Glasgow with a Flourish by Michael Meighan provides short biographies of 32 of Glasgow's notable citizens, mostly from the past century and a half. As the author says in his introduction: "Those I have chosen are by no means all those with a flourish. It is mostly my own personal selection, featuring names I grew up with, or whom my parents and their generation talked about; people like Will Fyffe and Tommy Lorne, hugely famous in their time and all but forgotten now. When my interest in Glasgow started me off on a quest to discover those people who have made Glasgow flourish, I suppose it was inevitable that I would look at them in terms of what made them the kind of people who are remembered as great Glaswegians."
Glasgow grew dramatically during the 1800s to become Scotland's largest city and the second city of the British Empire, and it did so largely as a result of the imagination and sheer hard work of those who lived there. During the period covered, there were probably hundreds of people in Glasgow whose achievements or personalities might qualify them for inclusion in a book such as this, and no two of us would ever make the same selection. What makes "Glasgow with a Flourish" such an enjoyable book is that the author is very clear about the reasons for his selection, and his own interactions with his subjects' stories becomes an important part of the telling of those stories. This is a book written by someone with a deep and obvious passion for Glasgow, and that helps bind together what might otherwise appear a collection of unrelated biographies.

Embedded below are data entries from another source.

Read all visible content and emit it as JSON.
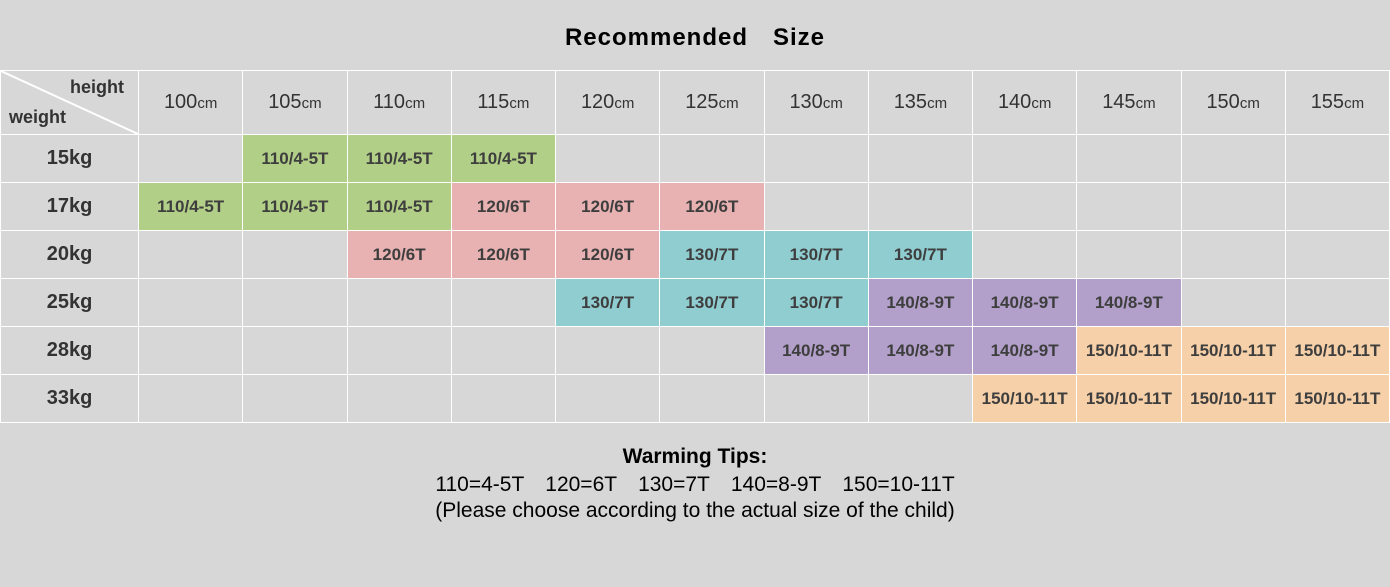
{
  "title": "Recommended Size",
  "corner": {
    "top_label": "height",
    "bottom_label": "weight"
  },
  "column_unit": "cm",
  "columns_num": [
    "100",
    "105",
    "110",
    "115",
    "120",
    "125",
    "130",
    "135",
    "140",
    "145",
    "150",
    "155"
  ],
  "row_unit": "kg",
  "rows_num": [
    "15",
    "17",
    "20",
    "25",
    "28",
    "33"
  ],
  "colors": {
    "bg": "#d7d7d7",
    "grid": "#ffffff",
    "green": "#b2cf87",
    "pink": "#e9b2b2",
    "teal": "#90cdd1",
    "purple": "#b3a0ca",
    "peach": "#f6d0a8",
    "cell_text": "#3e3e3e"
  },
  "labels": {
    "s110": "110/4-5T",
    "s120": "120/6T",
    "s130": "130/7T",
    "s140": "140/8-9T",
    "s150": "150/10-11T"
  },
  "fontsizes": {
    "title": 24,
    "header": 18,
    "row_header": 20,
    "cell": 17,
    "tips": 21
  },
  "grid": [
    [
      null,
      {
        "k": "s110",
        "c": "green"
      },
      {
        "k": "s110",
        "c": "green"
      },
      {
        "k": "s110",
        "c": "green"
      },
      null,
      null,
      null,
      null,
      null,
      null,
      null,
      null
    ],
    [
      {
        "k": "s110",
        "c": "green"
      },
      {
        "k": "s110",
        "c": "green"
      },
      {
        "k": "s110",
        "c": "green"
      },
      {
        "k": "s120",
        "c": "pink"
      },
      {
        "k": "s120",
        "c": "pink"
      },
      {
        "k": "s120",
        "c": "pink"
      },
      null,
      null,
      null,
      null,
      null,
      null
    ],
    [
      null,
      null,
      {
        "k": "s120",
        "c": "pink"
      },
      {
        "k": "s120",
        "c": "pink"
      },
      {
        "k": "s120",
        "c": "pink"
      },
      {
        "k": "s130",
        "c": "teal"
      },
      {
        "k": "s130",
        "c": "teal"
      },
      {
        "k": "s130",
        "c": "teal"
      },
      null,
      null,
      null,
      null
    ],
    [
      null,
      null,
      null,
      null,
      {
        "k": "s130",
        "c": "teal"
      },
      {
        "k": "s130",
        "c": "teal"
      },
      {
        "k": "s130",
        "c": "teal"
      },
      {
        "k": "s140",
        "c": "purple"
      },
      {
        "k": "s140",
        "c": "purple"
      },
      {
        "k": "s140",
        "c": "purple"
      },
      null,
      null
    ],
    [
      null,
      null,
      null,
      null,
      null,
      null,
      {
        "k": "s140",
        "c": "purple"
      },
      {
        "k": "s140",
        "c": "purple"
      },
      {
        "k": "s140",
        "c": "purple"
      },
      {
        "k": "s150",
        "c": "peach"
      },
      {
        "k": "s150",
        "c": "peach"
      },
      {
        "k": "s150",
        "c": "peach"
      }
    ],
    [
      null,
      null,
      null,
      null,
      null,
      null,
      null,
      null,
      {
        "k": "s150",
        "c": "peach"
      },
      {
        "k": "s150",
        "c": "peach"
      },
      {
        "k": "s150",
        "c": "peach"
      },
      {
        "k": "s150",
        "c": "peach"
      }
    ]
  ],
  "tips": {
    "title": "Warming Tips:",
    "line2": "110=4-5T 120=6T 130=7T 140=8-9T 150=10-11T",
    "line3": "(Please choose according to the actual size of the child)"
  }
}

Some of those covered would probably be on many people's lists of Glasgow notables. Tom Honeyman established a world class art gallery; Hugh Robertson founded a leading choir; and Thomas Lipton a commercial empire. Inventors like Charles Eggar (the police box) and James Young (the world's first oil refinery) also feature, as do figures from the world of entertainment such as Glen Daly, Jimmy Logan and Lonnie Donegan. And the contributions of the fairer half of the population are not overlooked, with the inclusion of artist Hanna Frank, and Ella Glaister, author of the Glasgow Cookery Book.